Sometimes a firm possesses substantial available profit to be distributed as a dividend but finds it difficult to do so due to a lack of sufficient liquidity. A Funds Flow Statement thus helps identify liquidity blockage and assists in planning an effective dividend policy.

  • Works as a financial guide

This statement also serves as a financial guide for a company. It brings out the financial issues that a concerned company could face in the near future. The management can thus chalk out an appropriate strategy to protect the company from any significant future financial loss.

  • Helps to determine the creditworthiness of an organization

Institutions lending finances often opt to evaluate this statement for a series of years to assess the creditworthiness of an applicant company before approving a loan. Hence, it also portrays the credibility of a firm in terms of fund management.

Limitations of Funds Flow Statement

In spite of several essential utilities, financial analysts encounter some Funds Flow Statement problems indicating at the limitations to its use.

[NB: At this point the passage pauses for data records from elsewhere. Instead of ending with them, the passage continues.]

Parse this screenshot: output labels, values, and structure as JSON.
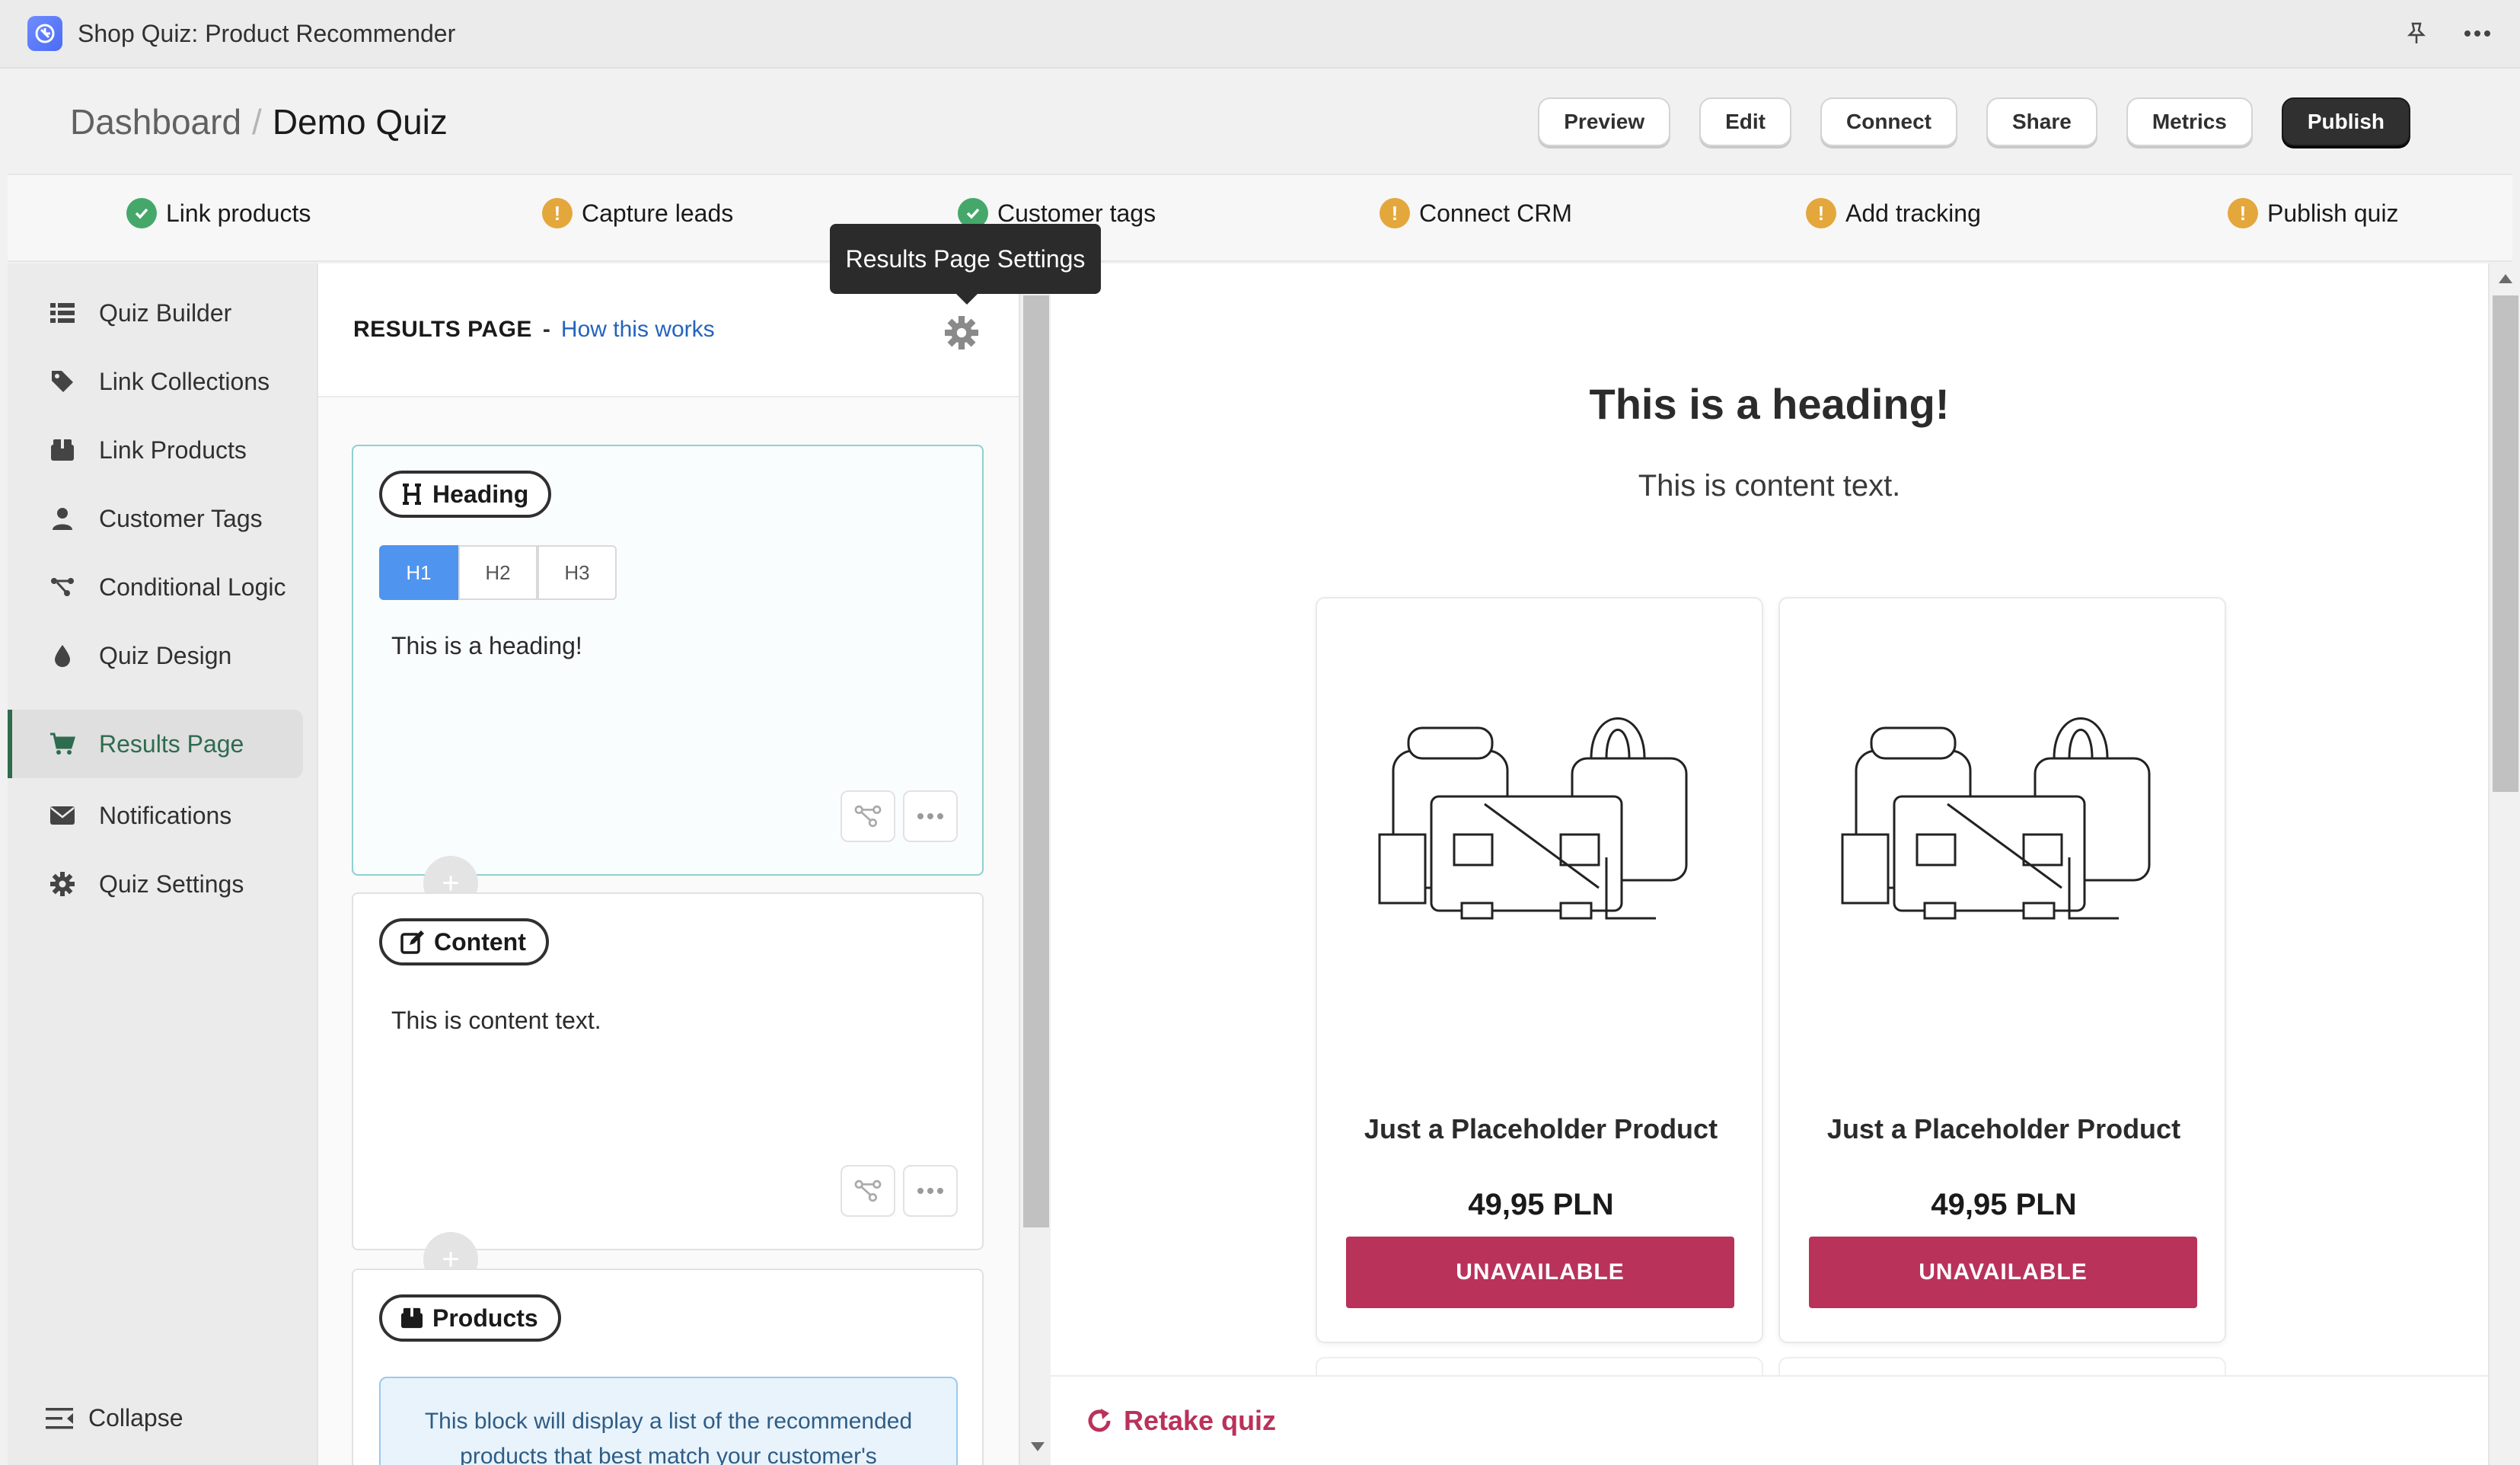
{
  "app": {
    "title": "Shop Quiz: Product Recommender"
  },
  "breadcrumb": {
    "root": "Dashboard",
    "separator": "/",
    "current": "Demo Quiz"
  },
  "header_actions": [
    "Preview",
    "Edit",
    "Connect",
    "Share",
    "Metrics",
    "Publish"
  ],
  "steps": [
    {
      "label": "Link products",
      "status": "done"
    },
    {
      "label": "Capture leads",
      "status": "warning"
    },
    {
      "label": "Customer tags",
      "status": "done"
    },
    {
      "label": "Connect CRM",
      "status": "warning"
    },
    {
      "label": "Add tracking",
      "status": "warning"
    },
    {
      "label": "Publish quiz",
      "status": "warning"
    }
  ],
  "tooltip": "Results Page Settings",
  "sidebar": {
    "items": [
      {
        "label": "Quiz Builder",
        "icon": "list-icon"
      },
      {
        "label": "Link Collections",
        "icon": "tag-icon"
      },
      {
        "label": "Link Products",
        "icon": "box-icon"
      },
      {
        "label": "Customer Tags",
        "icon": "user-icon"
      },
      {
        "label": "Conditional Logic",
        "icon": "branch-icon"
      },
      {
        "label": "Quiz Design",
        "icon": "droplet-icon"
      },
      {
        "label": "Results Page",
        "icon": "cart-icon",
        "active": true
      },
      {
        "label": "Notifications",
        "icon": "envelope-icon"
      },
      {
        "label": "Quiz Settings",
        "icon": "gear-icon"
      }
    ],
    "collapse": "Collapse"
  },
  "editor": {
    "title": "RESULTS PAGE",
    "dash": "-",
    "help_link": "How this works",
    "blocks": {
      "heading": {
        "label": "Heading",
        "tabs": [
          "H1",
          "H2",
          "H3"
        ],
        "active_tab": "H1",
        "text": "This is a heading!"
      },
      "content": {
        "label": "Content",
        "text": "This is content text."
      },
      "products": {
        "label": "Products",
        "info": "This block will display a list of the recommended products that best match your customer's"
      }
    },
    "add_symbol": "+"
  },
  "preview": {
    "heading": "This is a heading!",
    "content": "This is content text.",
    "products": [
      {
        "name": "Just a Placeholder Product",
        "price": "49,95 PLN",
        "button": "UNAVAILABLE"
      },
      {
        "name": "Just a Placeholder Product",
        "price": "49,95 PLN",
        "button": "UNAVAILABLE"
      }
    ],
    "retake": "Retake quiz"
  },
  "colors": {
    "accent_green": "#2e6b4f",
    "ok": "#45a86a",
    "warning": "#e4a73c",
    "product_button": "#b9325a",
    "tab_active": "#4f94ef"
  }
}
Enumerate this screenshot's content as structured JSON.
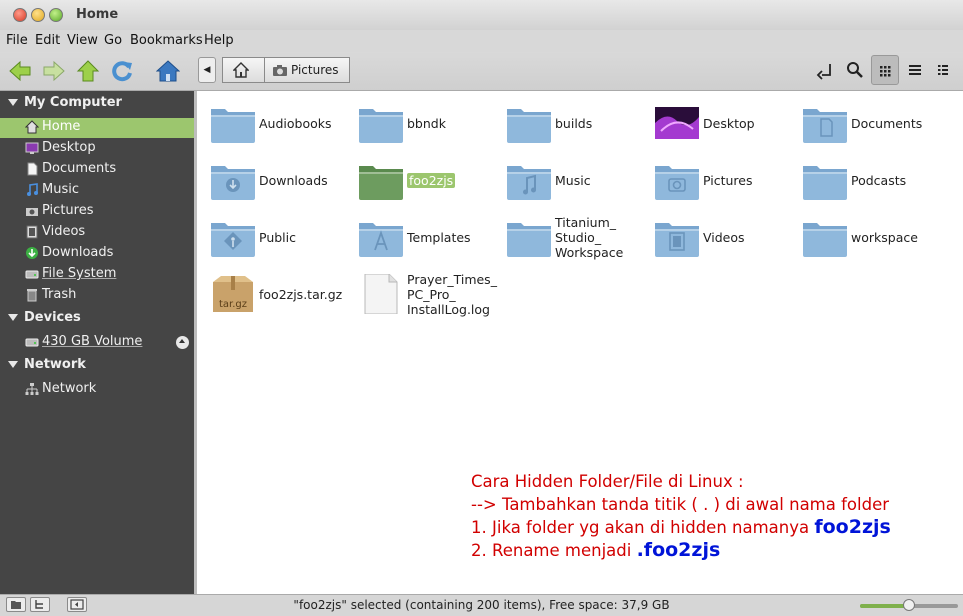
{
  "window": {
    "title": "Home"
  },
  "menu": [
    "File",
    "Edit",
    "View",
    "Go",
    "Bookmarks",
    "Help"
  ],
  "breadcrumb": {
    "current": "Pictures"
  },
  "sidebar": {
    "sections": [
      {
        "title": "My Computer",
        "items": [
          "Home",
          "Desktop",
          "Documents",
          "Music",
          "Pictures",
          "Videos",
          "Downloads",
          "File System",
          "Trash"
        ],
        "selected": "Home"
      },
      {
        "title": "Devices",
        "items": [
          "430 GB Volume"
        ]
      },
      {
        "title": "Network",
        "items": [
          "Network"
        ]
      }
    ]
  },
  "files": [
    {
      "name": "Audiobooks",
      "icon": "folder-icon"
    },
    {
      "name": "bbndk",
      "icon": "folder-icon"
    },
    {
      "name": "builds",
      "icon": "folder-icon"
    },
    {
      "name": "Desktop",
      "icon": "desktop-folder-icon"
    },
    {
      "name": "Documents",
      "icon": "documents-folder-icon"
    },
    {
      "name": "Downloads",
      "icon": "downloads-folder-icon"
    },
    {
      "name": "foo2zjs",
      "icon": "folder-icon",
      "selected": true
    },
    {
      "name": "Music",
      "icon": "music-folder-icon"
    },
    {
      "name": "Pictures",
      "icon": "pictures-folder-icon"
    },
    {
      "name": "Podcasts",
      "icon": "folder-icon"
    },
    {
      "name": "Public",
      "icon": "public-folder-icon"
    },
    {
      "name": "Templates",
      "icon": "templates-folder-icon"
    },
    {
      "name": "Titanium_\nStudio_\nWorkspace",
      "icon": "folder-icon"
    },
    {
      "name": "Videos",
      "icon": "videos-folder-icon"
    },
    {
      "name": "workspace",
      "icon": "folder-icon"
    },
    {
      "name": "foo2zjs.tar.gz",
      "icon": "archive-icon",
      "badge": "tar.gz"
    },
    {
      "name": "Prayer_Times_\nPC_Pro_\nInstallLog.log",
      "icon": "text-file-icon"
    }
  ],
  "annotation": {
    "line1": "Cara Hidden Folder/File di Linux :",
    "line2": "--> Tambahkan tanda titik ( . ) di awal nama folder",
    "line3_text": "1. Jika folder yg akan di hidden namanya ",
    "line3_name": "foo2zjs",
    "line4_text": "2. Rename menjadi ",
    "line4_name": ".foo2zjs"
  },
  "status": {
    "text": "\"foo2zjs\" selected (containing 200 items), Free space: 37,9 GB",
    "zoom_level": 0.5
  },
  "colors": {
    "accent": "#9cc66e",
    "sidebar_bg": "#454545",
    "annotation_red": "#d10000",
    "annotation_blue": "#0014d8"
  }
}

  • This statement cannot portray financial parameters represented in a Balance Sheet or Income Statement. It only focuses on the movement of funds during a specific timeline and does not quantify other essential items.
  • The statement doesn’t add any new numerical value to a company’s financial standing. It only re-arranges the available information to identify issues with fund management.
  • Due to its historical nature, this statement can’t conclude with accuracy the present-day financial standing of a business.
  • Working capital plays an essential role in business finance. However, the movement of cash is more important for a promising financial future of a business. Thus, the flow of funds does not serve as an effective barometer for the purpose.

However, even with the limitations of this statement, it helps financial analysts to evaluate the balance sheet and come up with suggestions to operate funds effectively. Hence, every small and big organization must know about their fund movement to make improved financial decisions.